Carterton District Council voted to keep fluoride out of the town's water supply at its monthly meeting on Wednesday.
This comes after Wairarapa District Health Board made a recommendation to the council that water fluoridation should be utilised.
"There is no doubt in the board's mind that water fluoridation is safe and effective in helping with oral health for all, but especially for your children and most vulnerable communities."
It went on to encourage each council to fluoridate their water.
"Local drinking-water supplies that are already fluoridated should remain so. Where technically feasible, where local supplies are not fluoridated, local authorities are encouraged to implement water fluoridation programmes as soon as possible to improve the oral health of their communities."

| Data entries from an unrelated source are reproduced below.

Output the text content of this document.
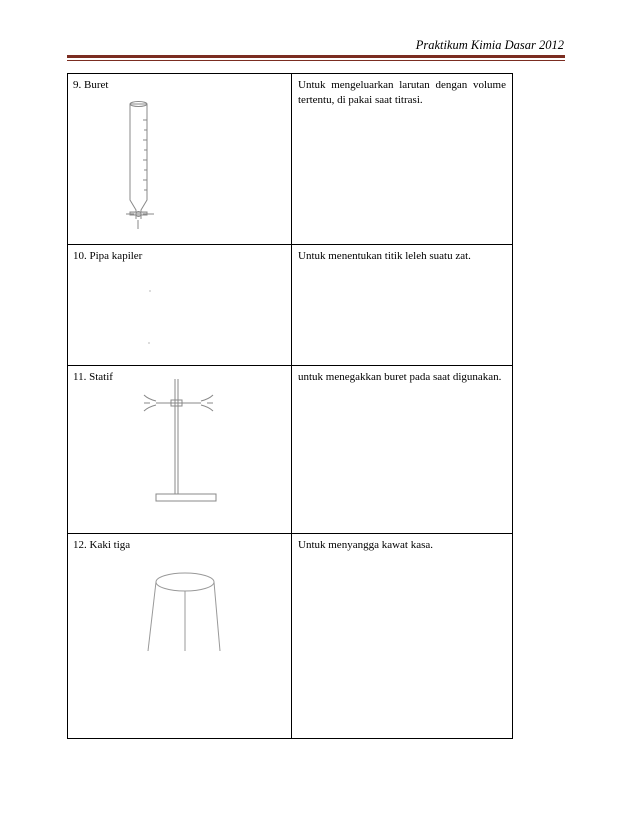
Praktikum Kimia Dasar 2012
9. Buret	Untuk mengeluarkan larutan dengan volume tertentu, di pakai saat titrasi.

10. Pipa kapiler	Untuk menentukan titik leleh suatu zat.

11. Statif	untuk menegakkan buret pada saat digunakan.

12. Kaki tiga	Untuk menyangga kawat kasa.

Councillor Jill Greathead suggested that Carterton should retain status quo - no fluoride in the water supply - because the structure of local government may soon change, which would have a knock on effect on the decision-making process. She said the issue of water fluoridation should be something that central government rules on to get consistency across different regions.
Councillor Mike Palmers said the DHB report didn't have the balance required for council to make an informed decision.
He agreed with Mrs Greathead in that the council should wait for the restructure of local government and have the debate then.
The council was unanimous in its decision to keep the water supply fluoride-free for the time being.
Most of the Times-Age Facebook posters were in favour of fluoride-free water:
"Good on Carterton! Fluoride should NEVER be added to a public drinking supply or any supply for that matter," Scott Eggenton said.
"Keep it green! I live in the south island and still have pure spring water running through our taps. Council wanted to do the same so we protested and won, good on you!" Kerri Rimene said.
"Carterton has got some of the best water in the North Island," Karl Robinson said.
"Like when the Government wanted to add folic acid to our bread, I think we have enough information at our disposal to decide if we want additives in our food and water, not to have things forced on the unsuspecting masses!" Liz Torea Hing said.